Department of Geriatrics, The Second Affiliated Hospital, Nanjing Medical University , Nanjing, China.
Department of Neurology, The Affiliated Jiangning Hospital of Nanjing Medical University , Nanjing, China.
Neurol Res. 2021 Mar;43(3):199-209. doi: 10.1080/01616412.2020.1834775. Epub 2020 Oct 19.
To investigate the beneficial effect of brain-derived neurotrophic factor (BDNF) -overexpressing human umbilical cord mesenchymal stem cell (hUC-MSC)-derived motor neurons in the human Cu, Zn-superoxide dismutase1 (hSOD1) amyotrophic lateral sclerosis (ALS) mice.
The BDNF gene was transfected into hUC-MSC-derived motor neurons by the lentivirus-mediated method. hSOD1 mice were assigned to the ALS, ALS/MN, and ALS/MN-BDNF groups, and intrathecally administrated phosphate-buffered saline (PBS), motor neurons, or motor neurons overexpressing BDNF, respectively. The control group included non-transgenic wild-type littermates administrated PBS. One month after transplantation, the motor function of the mice was assessed by the rotarod test, and the lumbar enlargements were then isolated to detect the expression of hSOD1 and BDNF by western blotting, and the expression of choline acetyltransferase (ChAT), homeobox protein 9 (HB9), major histocompatibility complex I (MHCI) and microtubule-associated protein-2 (MAP-2) by immunofluorescence assay.
After transplantation, mice in the ALS/MN-BDNF and ALS/MN groups both exhibited longer latency to fall and longer survival than those in the ALS group (P < 0.01 vs. P < 0.05), and the improvement was more significant in the former than in the latter. However, cell transplantation did not delay disease onset. In the lumbar enlargements of the ALS/MN-BDNF and ALS/MN groups, the expression of hSOD1 was slightly reduced without statistical significance (P > 0.05), but the expression of BDNF, ChAT and HB9, and the co-expression of MHCI and MAP-2 were significantly greater than in the ALS group (P < 0.01), with the differences also being more prominent in the former group than in the latter.
Transplantation of BDNF-overexpressing hUC-MSC-derived motor neurons can improve motor performance and prolong the survival of hSOD1 mice. Combining stem cell-derived motor neurons with BDNF might provide a new therapeutic strategy for ALS.
研究脑源性神经营养因子(BDNF)过表达的人脐带来源间充质干细胞(hUC-MSC)衍生运动神经元对人铜锌超氧化物歧化酶 1(hSOD1)肌萎缩侧索硬化症(ALS)小鼠的有益作用。

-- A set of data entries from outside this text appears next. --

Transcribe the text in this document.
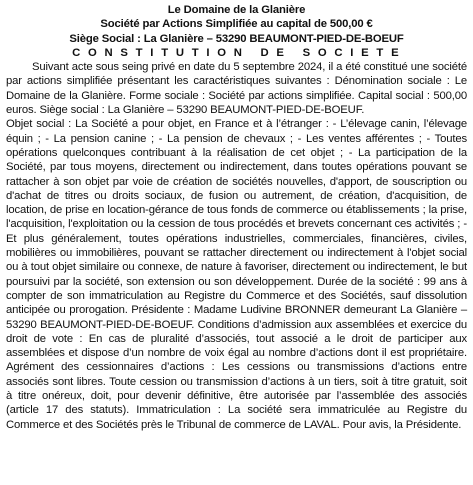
Le Domaine de la Glanière

Société par Actions Simplifiée au capital de 500,00 €

Siège Social : La Glanière – 53290 BEAUMONT-PIED-DE-BOEUF

C O N S T I T U T I O N   D E   S O C I E T E

Suivant acte sous seing privé en date du 5 septembre 2024, il a été constitué une société par actions simplifiée présentant les caractéristiques suivantes : Dénomination sociale : Le Domaine de la Glanière. Forme sociale : Société par actions simplifiée. Capital social : 500,00 euros. Siège social : La Glanière – 53290 BEAUMONT-PIED-DE-BOEUF.

Objet social : La Société a pour objet, en France et à l’étranger : - L’élevage canin, l’élevage équin ; - La pension canine ; - La pension de chevaux ; - Les ventes afférentes ; - Toutes opérations quelconques contribuant à la réalisation de cet objet ; - La participation de la Société, par tous moyens, directement ou indirectement, dans toutes opérations pouvant se rattacher à son objet par voie de création de sociétés nouvelles, d'apport, de souscription ou d'achat de titres ou droits sociaux, de fusion ou autrement, de création, d'acquisition, de location, de prise en location-gérance de tous fonds de commerce ou établissements ; la prise, l'acquisition, l'exploitation ou la cession de tous procédés et brevets concernant ces activités ; - Et plus généralement, toutes opérations industrielles, commerciales, financières, civiles, mobilières ou immobilières, pouvant se rattacher directement ou indirectement à l'objet social ou à tout objet similaire ou connexe, de nature à favoriser, directement ou indirectement, le but poursuivi par la société, son extension ou son développement. Durée de la société : 99 ans à compter de son immatriculation au Registre du Commerce et des Sociétés, sauf dissolution anticipée ou prorogation. Présidente : Madame Ludivine BRONNER demeurant La Glanière – 53290 BEAUMONT-PIED-DE-BOEUF. Conditions d’admission aux assemblées et exercice du droit de vote : En cas de pluralité d’associés, tout associé a le droit de participer aux assemblées et dispose d’un nombre de voix égal au nombre d’actions dont il est propriétaire. Agrément des cessionnaires d’actions : Les cessions ou transmissions d’actions entre associés sont libres. Toute cession ou transmission d’actions à un tiers, soit à titre gratuit, soit à titre onéreux, doit, pour devenir définitive, être autorisée par l’assemblée des associés (article 17 des statuts). Immatriculation : La société sera immatriculée au Registre du Commerce et des Sociétés près le Tribunal de commerce de LAVAL. Pour avis, la Présidente.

通过慢病毒介导的方法将 BDNF 基因转染到 hUC-MSC 衍生的运动神经元中。将 hSOD1 小鼠分为 ALS、ALS/MN 和 ALS/MN-BDNF 组,分别鞘内给予磷酸盐缓冲液(PBS)、运动神经元或过表达 BDNF 的运动神经元。对照组包括接受 PBS 治疗的非转基因野生型同窝仔鼠。移植后 1 个月,通过转棒试验评估小鼠的运动功能,然后分离腰椎增大区,通过 Western blot 检测 hSOD1 和 BDNF 的表达,通过免疫荧光法检测胆碱乙酰转移酶(ChAT)、同源盒蛋白 9(HB9)、主要组织相容性复合体 I(MHCI)和微管相关蛋白-2(MAP-2)的表达。
移植后,ALS/MN-BDNF 和 ALS/MN 组小鼠的跌倒潜伏期和存活时间均长于 ALS 组(P < 0.01 比 P < 0.05),前者的改善程度大于后者。然而,细胞移植并未延迟疾病发作。在 ALS/MN-BDNF 和 ALS/MN 组的腰椎增大区,hSOD1 的表达略有减少,但无统计学意义(P > 0.05),但 BDNF、ChAT 和 HB9 的表达以及 MHCI 和 MAP-2 的共表达明显大于 ALS 组(P < 0.01),前者的差异也更为显著。
移植过表达 BDNF 的 hUC-MSC 衍生运动神经元可改善运动性能并延长 hSOD1 小鼠的存活时间。将干细胞衍生的运动神经元与 BDNF 结合可能为 ALS 提供新的治疗策略。